Cloudera and Docker, Inc. have partnered to release commercially supported CS Docker Engines with a jointly developed solution to cryptographically secure containers for government data sharing.
This integrated solution allows government agencies to share data via cryptographically secure containers as part of a partnership where Cloudera provides level one and level two technical support backed by Docker, Inc.
“Docker and Cloudera worked in close collaboration to meet the specific needs of government agencies. Because these agencies often have sensitive workloads where portability and security are necessary, the two companies worked together on an integration that would protect the code and data running in containerized workloads. Docker and Cloudera made sure that all data and code are protected both in transit, at rest and at runtime,” the companies said in a statement.
They said, “The integrated solution is based on Cloudera Navigator Encrypt running on Docker, Inc’s CS Engine. Cloudera Navigator Encrypt transparently encrypts and secures data at rest without requiring changes to applications and ensuring there is minimal performance lag in the encryption or decryption process. Advanced key management with Cloudera Navigator Key Trustee Server and process-based access controls in Navigator Encrypt enable organizations to meet compliance regulations and help protect organizations from unauthorized parties or malicious actors gaining access to encrypted data. Docker wraps software in a complete filesystem aka container that includes an application and its dependencies which allows applications to run anywhere. In addition, Docker Content Trust based on The Update Framework (TUF) provides the most secure content distribution model for verifying the creator of a specific dockerized application.”

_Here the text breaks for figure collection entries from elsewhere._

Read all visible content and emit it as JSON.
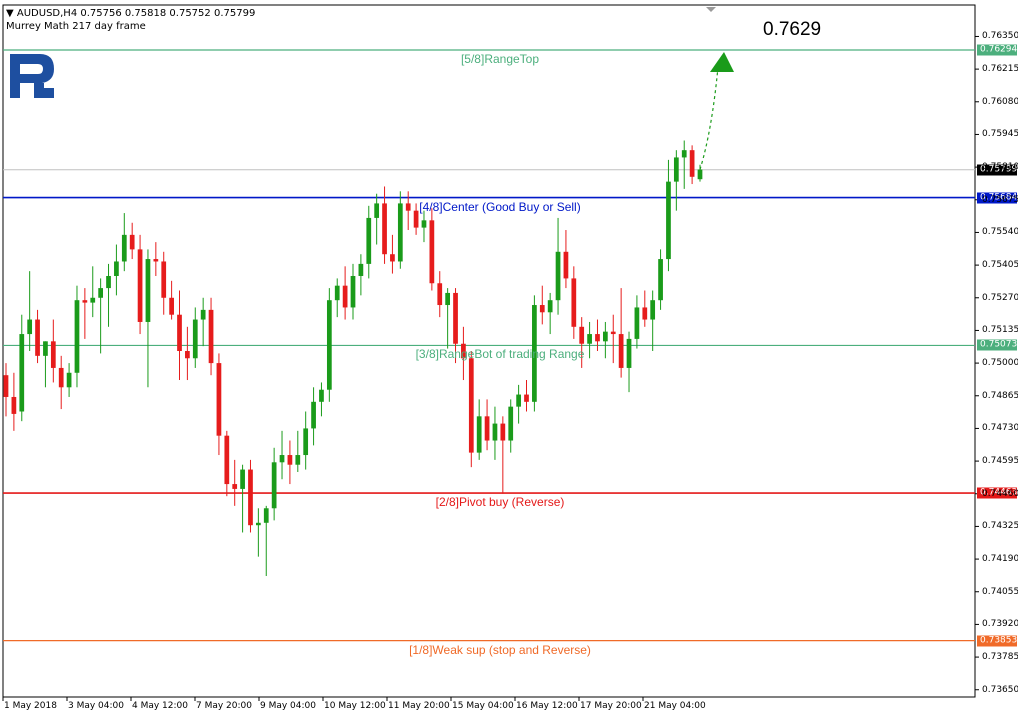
{
  "header": {
    "symbol_line": "AUDUSD,H4  0.75756 0.75818 0.75752 0.75799",
    "indicator_line": "Murrey Math 217 day frame"
  },
  "target": {
    "label": "0.7629",
    "value": 0.7629
  },
  "colors": {
    "bull": "#1a9b1a",
    "bear": "#e61c1c",
    "level_green": "#4caf7d",
    "level_blue": "#0018c8",
    "level_red": "#e41818",
    "level_orange": "#f06a28",
    "logo": "#1e4fa0"
  },
  "chart_data": {
    "type": "candlestick",
    "symbol": "AUDUSD",
    "timeframe": "H4",
    "ylim": [
      0.7362,
      0.7648
    ],
    "y_ticks": [
      "0.76350",
      "0.76215",
      "0.76080",
      "0.75945",
      "0.75810",
      "0.75675",
      "0.75540",
      "0.75405",
      "0.75270",
      "0.75135",
      "0.75000",
      "0.74865",
      "0.74730",
      "0.74595",
      "0.74460",
      "0.74325",
      "0.74190",
      "0.74055",
      "0.73920",
      "0.73785",
      "0.73650"
    ],
    "x_ticks": [
      "1 May 2018",
      "3 May 04:00",
      "4 May 12:00",
      "7 May 20:00",
      "9 May 04:00",
      "10 May 12:00",
      "11 May 20:00",
      "15 May 04:00",
      "16 May 12:00",
      "17 May 20:00",
      "21 May 04:00"
    ],
    "last_price": {
      "label": "0.75799",
      "value": 0.75799
    },
    "levels": [
      {
        "name": "[5/8]RangeTop",
        "value": 0.76294,
        "price_label": "0.76294",
        "color": "#4caf7d"
      },
      {
        "name": "[4/8]Center (Good Buy or Sell)",
        "value": 0.75684,
        "price_label": "0.75684",
        "color": "#0018c8"
      },
      {
        "name": "[3/8]RangeBot of trading Range",
        "value": 0.75073,
        "price_label": "0.75073",
        "color": "#4caf7d"
      },
      {
        "name": "[2/8]Pivot buy (Reverse)",
        "value": 0.74463,
        "price_label": "0.74463",
        "color": "#e41818"
      },
      {
        "name": "[1/8]Weak sup (stop and Reverse)",
        "value": 0.73853,
        "price_label": "0.73853",
        "color": "#f06a28"
      }
    ],
    "forecast": {
      "from": 0.758,
      "to": 0.7629
    },
    "candles": [
      {
        "o": 0.7495,
        "h": 0.75,
        "l": 0.7478,
        "c": 0.7486
      },
      {
        "o": 0.7486,
        "h": 0.7496,
        "l": 0.7472,
        "c": 0.7479
      },
      {
        "o": 0.748,
        "h": 0.752,
        "l": 0.7476,
        "c": 0.7512
      },
      {
        "o": 0.7512,
        "h": 0.7538,
        "l": 0.7505,
        "c": 0.7518
      },
      {
        "o": 0.7518,
        "h": 0.7522,
        "l": 0.75,
        "c": 0.7503
      },
      {
        "o": 0.7503,
        "h": 0.7509,
        "l": 0.749,
        "c": 0.7509
      },
      {
        "o": 0.7509,
        "h": 0.7518,
        "l": 0.7492,
        "c": 0.7498
      },
      {
        "o": 0.7498,
        "h": 0.7503,
        "l": 0.7481,
        "c": 0.749
      },
      {
        "o": 0.749,
        "h": 0.75,
        "l": 0.7486,
        "c": 0.7496
      },
      {
        "o": 0.7496,
        "h": 0.7532,
        "l": 0.749,
        "c": 0.7526
      },
      {
        "o": 0.7526,
        "h": 0.7531,
        "l": 0.751,
        "c": 0.7525
      },
      {
        "o": 0.7525,
        "h": 0.754,
        "l": 0.7519,
        "c": 0.7527
      },
      {
        "o": 0.7527,
        "h": 0.7535,
        "l": 0.7504,
        "c": 0.7531
      },
      {
        "o": 0.7531,
        "h": 0.7541,
        "l": 0.7515,
        "c": 0.7536
      },
      {
        "o": 0.7536,
        "h": 0.7549,
        "l": 0.7528,
        "c": 0.7542
      },
      {
        "o": 0.7542,
        "h": 0.7562,
        "l": 0.7538,
        "c": 0.7553
      },
      {
        "o": 0.7553,
        "h": 0.7558,
        "l": 0.7543,
        "c": 0.7547
      },
      {
        "o": 0.7547,
        "h": 0.7553,
        "l": 0.7512,
        "c": 0.7517
      },
      {
        "o": 0.7517,
        "h": 0.7547,
        "l": 0.749,
        "c": 0.7543
      },
      {
        "o": 0.7543,
        "h": 0.755,
        "l": 0.7536,
        "c": 0.7542
      },
      {
        "o": 0.7542,
        "h": 0.7546,
        "l": 0.752,
        "c": 0.7527
      },
      {
        "o": 0.7527,
        "h": 0.7534,
        "l": 0.7518,
        "c": 0.752
      },
      {
        "o": 0.752,
        "h": 0.753,
        "l": 0.7493,
        "c": 0.7505
      },
      {
        "o": 0.7505,
        "h": 0.7515,
        "l": 0.7493,
        "c": 0.7502
      },
      {
        "o": 0.7502,
        "h": 0.7523,
        "l": 0.7498,
        "c": 0.7518
      },
      {
        "o": 0.7518,
        "h": 0.7527,
        "l": 0.7507,
        "c": 0.7522
      },
      {
        "o": 0.7522,
        "h": 0.7527,
        "l": 0.7495,
        "c": 0.75
      },
      {
        "o": 0.75,
        "h": 0.7504,
        "l": 0.7462,
        "c": 0.747
      },
      {
        "o": 0.747,
        "h": 0.7472,
        "l": 0.7445,
        "c": 0.745
      },
      {
        "o": 0.745,
        "h": 0.746,
        "l": 0.7441,
        "c": 0.7448
      },
      {
        "o": 0.7448,
        "h": 0.7458,
        "l": 0.743,
        "c": 0.7456
      },
      {
        "o": 0.7456,
        "h": 0.746,
        "l": 0.743,
        "c": 0.7433
      },
      {
        "o": 0.7433,
        "h": 0.744,
        "l": 0.742,
        "c": 0.7434
      },
      {
        "o": 0.7434,
        "h": 0.7441,
        "l": 0.7412,
        "c": 0.744
      },
      {
        "o": 0.744,
        "h": 0.7465,
        "l": 0.7435,
        "c": 0.7459
      },
      {
        "o": 0.7459,
        "h": 0.7472,
        "l": 0.7452,
        "c": 0.7462
      },
      {
        "o": 0.7462,
        "h": 0.7468,
        "l": 0.745,
        "c": 0.7458
      },
      {
        "o": 0.7458,
        "h": 0.7472,
        "l": 0.7455,
        "c": 0.7462
      },
      {
        "o": 0.7462,
        "h": 0.748,
        "l": 0.7456,
        "c": 0.7473
      },
      {
        "o": 0.7473,
        "h": 0.749,
        "l": 0.7466,
        "c": 0.7484
      },
      {
        "o": 0.7484,
        "h": 0.7492,
        "l": 0.7478,
        "c": 0.7489
      },
      {
        "o": 0.7489,
        "h": 0.7531,
        "l": 0.7484,
        "c": 0.7526
      },
      {
        "o": 0.7526,
        "h": 0.7535,
        "l": 0.7519,
        "c": 0.7532
      },
      {
        "o": 0.7532,
        "h": 0.754,
        "l": 0.7518,
        "c": 0.7523
      },
      {
        "o": 0.7523,
        "h": 0.7541,
        "l": 0.7518,
        "c": 0.7536
      },
      {
        "o": 0.7536,
        "h": 0.7545,
        "l": 0.7528,
        "c": 0.7541
      },
      {
        "o": 0.7541,
        "h": 0.7565,
        "l": 0.7535,
        "c": 0.756
      },
      {
        "o": 0.756,
        "h": 0.757,
        "l": 0.7549,
        "c": 0.7566
      },
      {
        "o": 0.7566,
        "h": 0.7573,
        "l": 0.7541,
        "c": 0.7545
      },
      {
        "o": 0.7545,
        "h": 0.7553,
        "l": 0.7537,
        "c": 0.7542
      },
      {
        "o": 0.7542,
        "h": 0.7571,
        "l": 0.7539,
        "c": 0.7566
      },
      {
        "o": 0.7566,
        "h": 0.7571,
        "l": 0.7555,
        "c": 0.7563
      },
      {
        "o": 0.7563,
        "h": 0.7566,
        "l": 0.7553,
        "c": 0.7556
      },
      {
        "o": 0.7556,
        "h": 0.7563,
        "l": 0.755,
        "c": 0.7559
      },
      {
        "o": 0.7559,
        "h": 0.7564,
        "l": 0.753,
        "c": 0.7533
      },
      {
        "o": 0.7533,
        "h": 0.7538,
        "l": 0.7519,
        "c": 0.7524
      },
      {
        "o": 0.7524,
        "h": 0.7531,
        "l": 0.7506,
        "c": 0.7529
      },
      {
        "o": 0.7529,
        "h": 0.7531,
        "l": 0.75,
        "c": 0.7508
      },
      {
        "o": 0.7508,
        "h": 0.7515,
        "l": 0.7493,
        "c": 0.7502
      },
      {
        "o": 0.7502,
        "h": 0.7505,
        "l": 0.7457,
        "c": 0.7463
      },
      {
        "o": 0.7463,
        "h": 0.7485,
        "l": 0.746,
        "c": 0.7478
      },
      {
        "o": 0.7478,
        "h": 0.7485,
        "l": 0.7464,
        "c": 0.7468
      },
      {
        "o": 0.7468,
        "h": 0.7482,
        "l": 0.746,
        "c": 0.7475
      },
      {
        "o": 0.7475,
        "h": 0.7478,
        "l": 0.7446,
        "c": 0.7468
      },
      {
        "o": 0.7468,
        "h": 0.7485,
        "l": 0.7463,
        "c": 0.7482
      },
      {
        "o": 0.7482,
        "h": 0.7491,
        "l": 0.7475,
        "c": 0.7487
      },
      {
        "o": 0.7487,
        "h": 0.7493,
        "l": 0.748,
        "c": 0.7484
      },
      {
        "o": 0.7484,
        "h": 0.7528,
        "l": 0.748,
        "c": 0.7524
      },
      {
        "o": 0.7524,
        "h": 0.7532,
        "l": 0.7516,
        "c": 0.7521
      },
      {
        "o": 0.7521,
        "h": 0.7529,
        "l": 0.7512,
        "c": 0.7526
      },
      {
        "o": 0.7526,
        "h": 0.756,
        "l": 0.752,
        "c": 0.7546
      },
      {
        "o": 0.7546,
        "h": 0.7555,
        "l": 0.7531,
        "c": 0.7535
      },
      {
        "o": 0.7535,
        "h": 0.754,
        "l": 0.751,
        "c": 0.7515
      },
      {
        "o": 0.7515,
        "h": 0.7519,
        "l": 0.7498,
        "c": 0.7508
      },
      {
        "o": 0.7508,
        "h": 0.7517,
        "l": 0.7502,
        "c": 0.7512
      },
      {
        "o": 0.7512,
        "h": 0.7518,
        "l": 0.7505,
        "c": 0.7509
      },
      {
        "o": 0.7509,
        "h": 0.7517,
        "l": 0.7502,
        "c": 0.7513
      },
      {
        "o": 0.7513,
        "h": 0.752,
        "l": 0.75,
        "c": 0.7512
      },
      {
        "o": 0.7512,
        "h": 0.7531,
        "l": 0.7494,
        "c": 0.7498
      },
      {
        "o": 0.7498,
        "h": 0.7513,
        "l": 0.7488,
        "c": 0.751
      },
      {
        "o": 0.751,
        "h": 0.7528,
        "l": 0.7506,
        "c": 0.7523
      },
      {
        "o": 0.7523,
        "h": 0.753,
        "l": 0.7515,
        "c": 0.7518
      },
      {
        "o": 0.7518,
        "h": 0.753,
        "l": 0.7505,
        "c": 0.7526
      },
      {
        "o": 0.7526,
        "h": 0.7547,
        "l": 0.7522,
        "c": 0.7543
      },
      {
        "o": 0.7543,
        "h": 0.7584,
        "l": 0.7538,
        "c": 0.7575
      },
      {
        "o": 0.7575,
        "h": 0.7588,
        "l": 0.7563,
        "c": 0.7585
      },
      {
        "o": 0.7585,
        "h": 0.7592,
        "l": 0.7572,
        "c": 0.7588
      },
      {
        "o": 0.7588,
        "h": 0.759,
        "l": 0.7574,
        "c": 0.7577
      },
      {
        "o": 0.7576,
        "h": 0.7582,
        "l": 0.7575,
        "c": 0.758
      }
    ]
  }
}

Cloudera Navigator Encrypt Key Trustee Server and Client already possess Federal Information Processing Standard (FIPS) 140-2 compliance, the US government computer security standard used to approve cryptographic modules.

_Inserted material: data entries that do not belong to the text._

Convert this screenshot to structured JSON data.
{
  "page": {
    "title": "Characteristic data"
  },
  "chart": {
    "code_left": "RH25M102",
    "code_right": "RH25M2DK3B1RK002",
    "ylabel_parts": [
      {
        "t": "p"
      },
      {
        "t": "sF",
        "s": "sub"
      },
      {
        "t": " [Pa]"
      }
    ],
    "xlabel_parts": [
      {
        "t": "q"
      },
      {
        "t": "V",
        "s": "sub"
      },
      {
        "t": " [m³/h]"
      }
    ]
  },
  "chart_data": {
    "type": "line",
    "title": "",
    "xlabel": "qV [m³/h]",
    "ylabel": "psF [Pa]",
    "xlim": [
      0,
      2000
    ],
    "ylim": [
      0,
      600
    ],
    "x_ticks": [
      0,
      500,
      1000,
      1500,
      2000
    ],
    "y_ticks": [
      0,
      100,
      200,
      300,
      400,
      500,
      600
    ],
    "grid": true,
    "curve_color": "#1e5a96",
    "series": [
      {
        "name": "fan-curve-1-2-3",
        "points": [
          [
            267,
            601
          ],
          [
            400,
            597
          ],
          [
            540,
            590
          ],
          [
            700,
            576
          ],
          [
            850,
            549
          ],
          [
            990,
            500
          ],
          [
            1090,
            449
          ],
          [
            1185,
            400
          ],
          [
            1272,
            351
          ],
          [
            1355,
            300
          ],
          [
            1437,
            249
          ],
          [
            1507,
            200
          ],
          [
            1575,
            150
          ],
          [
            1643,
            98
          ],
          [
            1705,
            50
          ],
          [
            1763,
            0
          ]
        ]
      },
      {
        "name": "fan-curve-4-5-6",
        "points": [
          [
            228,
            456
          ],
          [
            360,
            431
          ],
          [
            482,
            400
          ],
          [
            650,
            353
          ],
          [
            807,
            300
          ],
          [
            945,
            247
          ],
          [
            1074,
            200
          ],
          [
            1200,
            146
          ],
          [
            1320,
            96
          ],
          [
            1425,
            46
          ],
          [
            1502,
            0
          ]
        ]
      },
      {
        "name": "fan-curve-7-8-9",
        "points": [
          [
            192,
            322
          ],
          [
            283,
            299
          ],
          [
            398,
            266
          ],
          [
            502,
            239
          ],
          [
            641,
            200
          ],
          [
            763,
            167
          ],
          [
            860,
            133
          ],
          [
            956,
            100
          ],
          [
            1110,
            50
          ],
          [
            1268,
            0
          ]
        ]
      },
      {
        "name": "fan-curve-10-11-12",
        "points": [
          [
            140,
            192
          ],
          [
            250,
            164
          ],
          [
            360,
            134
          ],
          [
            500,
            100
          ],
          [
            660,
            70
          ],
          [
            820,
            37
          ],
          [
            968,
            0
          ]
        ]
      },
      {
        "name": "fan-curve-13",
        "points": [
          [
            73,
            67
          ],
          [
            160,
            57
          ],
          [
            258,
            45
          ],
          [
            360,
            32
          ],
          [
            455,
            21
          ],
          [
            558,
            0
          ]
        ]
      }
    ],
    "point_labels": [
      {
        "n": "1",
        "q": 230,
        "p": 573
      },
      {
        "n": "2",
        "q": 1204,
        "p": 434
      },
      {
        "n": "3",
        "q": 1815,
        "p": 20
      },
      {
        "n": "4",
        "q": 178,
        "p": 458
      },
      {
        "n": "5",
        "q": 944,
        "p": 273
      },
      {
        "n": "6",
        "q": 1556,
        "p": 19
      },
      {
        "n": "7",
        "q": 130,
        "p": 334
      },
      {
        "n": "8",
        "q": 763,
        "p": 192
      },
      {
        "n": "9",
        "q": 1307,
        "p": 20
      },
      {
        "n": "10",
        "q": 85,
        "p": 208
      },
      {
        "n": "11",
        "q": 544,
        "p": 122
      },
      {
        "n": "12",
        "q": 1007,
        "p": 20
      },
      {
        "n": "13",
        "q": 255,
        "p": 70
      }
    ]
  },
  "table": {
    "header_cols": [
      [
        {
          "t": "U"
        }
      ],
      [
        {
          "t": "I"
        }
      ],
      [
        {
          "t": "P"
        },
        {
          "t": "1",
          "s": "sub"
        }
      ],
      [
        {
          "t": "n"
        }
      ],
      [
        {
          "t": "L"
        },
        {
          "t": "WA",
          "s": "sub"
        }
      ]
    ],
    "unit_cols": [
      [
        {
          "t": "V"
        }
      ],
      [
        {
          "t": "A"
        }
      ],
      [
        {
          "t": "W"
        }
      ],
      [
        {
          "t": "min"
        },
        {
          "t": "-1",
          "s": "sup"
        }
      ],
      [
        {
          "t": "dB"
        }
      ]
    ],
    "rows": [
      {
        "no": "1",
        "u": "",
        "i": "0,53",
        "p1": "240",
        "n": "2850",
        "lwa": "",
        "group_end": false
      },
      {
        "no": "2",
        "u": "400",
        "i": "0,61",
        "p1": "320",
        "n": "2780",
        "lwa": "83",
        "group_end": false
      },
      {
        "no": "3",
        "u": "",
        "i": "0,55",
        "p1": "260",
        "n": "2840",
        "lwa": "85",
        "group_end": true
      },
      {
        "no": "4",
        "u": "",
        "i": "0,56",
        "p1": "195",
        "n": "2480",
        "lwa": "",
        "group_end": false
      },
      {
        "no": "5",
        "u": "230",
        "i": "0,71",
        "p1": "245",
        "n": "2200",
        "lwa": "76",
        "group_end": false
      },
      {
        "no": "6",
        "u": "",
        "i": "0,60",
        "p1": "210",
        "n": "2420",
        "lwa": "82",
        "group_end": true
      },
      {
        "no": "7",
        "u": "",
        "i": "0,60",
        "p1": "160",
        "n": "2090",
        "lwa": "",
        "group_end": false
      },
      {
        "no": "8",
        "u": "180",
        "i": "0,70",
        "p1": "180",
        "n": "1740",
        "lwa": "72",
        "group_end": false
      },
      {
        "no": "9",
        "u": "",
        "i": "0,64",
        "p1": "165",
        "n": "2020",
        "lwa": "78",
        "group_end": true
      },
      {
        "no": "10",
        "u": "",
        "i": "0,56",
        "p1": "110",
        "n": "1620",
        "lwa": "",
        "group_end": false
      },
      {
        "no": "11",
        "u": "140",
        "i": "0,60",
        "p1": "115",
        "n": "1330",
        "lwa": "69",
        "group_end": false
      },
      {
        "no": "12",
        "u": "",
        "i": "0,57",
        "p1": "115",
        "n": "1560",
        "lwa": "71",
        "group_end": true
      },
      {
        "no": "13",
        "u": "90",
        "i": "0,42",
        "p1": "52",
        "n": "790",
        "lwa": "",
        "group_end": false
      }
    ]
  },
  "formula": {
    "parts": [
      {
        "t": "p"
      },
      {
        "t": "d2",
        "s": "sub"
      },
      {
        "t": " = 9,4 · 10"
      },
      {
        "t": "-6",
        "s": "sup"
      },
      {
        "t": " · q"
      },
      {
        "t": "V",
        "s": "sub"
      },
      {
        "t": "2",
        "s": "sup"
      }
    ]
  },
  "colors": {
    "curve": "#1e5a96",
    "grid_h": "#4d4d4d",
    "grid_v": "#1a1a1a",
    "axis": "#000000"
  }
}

The partnership with Docker, Inc. enables the pursuit of an end-to-end FIPS-validated product to include the Docker platform itself, as well as the encryption and key management platform, the company said.
“Cloudera is committed to delivering the highest levels of data security for Docker workloads,” said Charles Zedlewski, senior vice president, products at Cloudera. “We are pleased to have the opportunity to bring the industry leading security controls that are already a core part of Cloudera’s business to the realm of dockerized applications and supporting the US government with their most challenging problems.”
“Docker is increasingly becoming a critical platform for federal agencies as they modernize their applications, while making them even more secure through Docker’s isolation capabilities and content security framework,” said Nathan McCauley, Director of Security for Docker. “This partnership with Cloudera further elevates the security posture of Dockerized applications by protecting against data leaks through secure encrypted data volumes.”
Docker provides an abstraction layer for Cloudera’s Navigator Encrypt and the Key Trustee Server, allowing the exchange of dockerized applications so they can be run, but not seen, modified, or tampered with. It has complete administrative separation of duties where administrators, platform owners and users, whether trusted or untrusted, cannot impact each other. Multiple points of control, application fingerprinting, and user roles and network-based authentication are included.
The joint solution is both operating system and cloud agnostic. This early access product is currently available to US government agencies.